Nachdenklich zog der Direktor seine Hand von meiner Schulter, musterte sie kritisch, prüfte vielleicht, ob sie noch komplett war, und wandte sich dann, unter der erbarmungslosen Aufmerksamkeit seiner Besucher, zum Fenster, wo er ein Weilchen in den Hamburger Winter hinausblickte, sich wohl bei ihm Anregung und Rat holte, denn auf einmal wandte er sich mir zu und verkündete mit niedergeschlagenen Augen sein Urteil. Ich solle, so meinte er, in meine Zelle gebracht werden, in “anständige Abgeschiedenheit“, wie er sagte, und zwar nicht, um zu büßen, sondern um ungestört einzusehen, dass Deutschaufsätze geschrieben werden müssen. Er gab mir also eine Chance.

Er erläuterte, dass alle Ablenkungen, wie etwa Besuche meiner Schwester Hilke, von mir ferngehalten würden, dass ich meinen Pflichten – in der Besenwerkstatt und in der Inselbücherei – nicht nachzugehen brauchte, überhaupt versprach er, mich von jeder Störung zu bewahren.

Es kann ruhig, sagte er, dauern, solange es nötig ist. Ich solle den Freuden der Pflicht, sagte er geduldig nachspüren. Ich meine, er sagte auch, ich solle alles bedachtsam tropfen und wachsen lassen, wie ein Stalaktit oder so; denn Erinnerung, das kann auch eine Falle sein, eine Gefahr, zumal die Zeit nichts, aber auch gar nichts heilt.

Dann ließ er Joswig rufen, unseren Lieblingswärter, machte ihn mit seinem Beschluss bekannt und sagte etwas: Einsamkeit, Siggi braucht nicht so sehr wie Zeit und Einsamkeit: achten Sie, dass er beides reichlich erhält. Dann gingen wir in meine Zelle. Joswig so bekümmert und vorwurfsvoll, als hätte ich ihm mit meiner Verurteilung eine eigene Enttäuschung bereitet. Denk, sagte er, an Philipp Neff, womit er mich indirekt davor warnte, es diesem Philipp Neff nachzutun, einem einäugigen Jungen, den sie ebenfalls verurteilt hatten, eine Deutscharbeit nachzuschreiben. Zwei Tage und zwei Nächte, so kann man erfahren, soll dieser Junge sich abgemüht haben, einen Anfang zu finden, - es ging, soviel ich weiß, um das Korbjuhnsche Thema: “Ein Mensch, der mir auffiel“, - am dritten Tag schlug er einen Wärter nieder, brach aus, würgte den Hund des Direktors, konnte bis zum Strand fliehen und ertrank bei dem Versuch, die Elbe zu durchschwimmen. Das einzige Wort, das Philipp Neff in sein Heft geschrieben und hinterlassen hatte, hieß: Karunkel – was immerhin vermuten ließ, dass ihm ein Mensch mit einer Fleischwarze besonders aufgefallen war.
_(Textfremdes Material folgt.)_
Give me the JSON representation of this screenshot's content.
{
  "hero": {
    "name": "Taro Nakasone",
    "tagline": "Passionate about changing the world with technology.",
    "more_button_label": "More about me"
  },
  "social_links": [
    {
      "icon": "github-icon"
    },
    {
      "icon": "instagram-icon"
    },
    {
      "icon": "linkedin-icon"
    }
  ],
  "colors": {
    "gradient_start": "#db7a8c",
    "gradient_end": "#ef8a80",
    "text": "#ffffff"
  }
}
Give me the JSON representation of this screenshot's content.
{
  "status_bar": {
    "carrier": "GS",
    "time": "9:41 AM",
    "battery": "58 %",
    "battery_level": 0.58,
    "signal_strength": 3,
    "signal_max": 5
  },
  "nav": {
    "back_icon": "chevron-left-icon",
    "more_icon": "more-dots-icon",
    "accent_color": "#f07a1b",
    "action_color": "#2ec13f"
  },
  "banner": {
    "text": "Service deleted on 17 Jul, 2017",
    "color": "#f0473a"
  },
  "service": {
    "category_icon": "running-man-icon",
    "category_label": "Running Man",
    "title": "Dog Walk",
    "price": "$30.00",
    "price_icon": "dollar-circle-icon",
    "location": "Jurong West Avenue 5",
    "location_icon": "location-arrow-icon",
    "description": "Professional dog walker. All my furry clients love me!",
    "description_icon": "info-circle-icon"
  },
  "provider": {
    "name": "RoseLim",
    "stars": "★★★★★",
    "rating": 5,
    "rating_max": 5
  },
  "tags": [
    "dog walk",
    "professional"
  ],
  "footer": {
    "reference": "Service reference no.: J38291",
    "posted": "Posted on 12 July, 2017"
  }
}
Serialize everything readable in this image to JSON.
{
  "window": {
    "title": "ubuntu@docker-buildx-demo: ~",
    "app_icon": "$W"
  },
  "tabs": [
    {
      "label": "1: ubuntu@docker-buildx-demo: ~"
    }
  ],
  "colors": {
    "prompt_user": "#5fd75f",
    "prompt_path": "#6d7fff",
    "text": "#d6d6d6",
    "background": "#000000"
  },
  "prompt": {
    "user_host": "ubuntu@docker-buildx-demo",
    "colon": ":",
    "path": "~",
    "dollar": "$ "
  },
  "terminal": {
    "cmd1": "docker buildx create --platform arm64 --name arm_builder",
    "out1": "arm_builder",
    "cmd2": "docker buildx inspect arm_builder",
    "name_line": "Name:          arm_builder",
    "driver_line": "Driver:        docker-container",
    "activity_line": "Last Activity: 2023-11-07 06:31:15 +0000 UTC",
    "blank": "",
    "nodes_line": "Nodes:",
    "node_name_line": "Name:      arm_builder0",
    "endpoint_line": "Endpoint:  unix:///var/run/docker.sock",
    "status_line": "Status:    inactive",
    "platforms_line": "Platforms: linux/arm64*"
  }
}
Ich bin in meiner Zelle, der Tisch ist sauber, mein Heft liegt aufgeschlagen vor mir, bereit die Strafarbeit aufzunehmen. Ich kann mir keine Ablenkung mehr leisten, ich muss beginnen, ich muss den Schlüssel umdrehen, um den Tresor meiner Erinnerung, in dem alles verschlossen ist, endlich zu öffnen, um all das hervorzuholen, was Korbjuhns Forderung erfüllt: ich soll ihm die Freuden der Pflicht bestätigen, ihre Wirkungen verfolgen, die in mir selbst enden, und zwar zur Strafe, ungestört und so lange, bis der Nachweis gelungen ist. Ich bin bereit. Ich muss eine Auswahl treffen, einen Ort suchen, vielleicht die ganze schleswig-holsteinische Ebene, das Land, das für mich nur von einem einzigen Weg durchschnitten ist, und der führt von Rugbüll nach Bleekenwarf. Auch wenn ich die Vergangenheit aus dem Schlaf wecken muss: ich muss anfangen.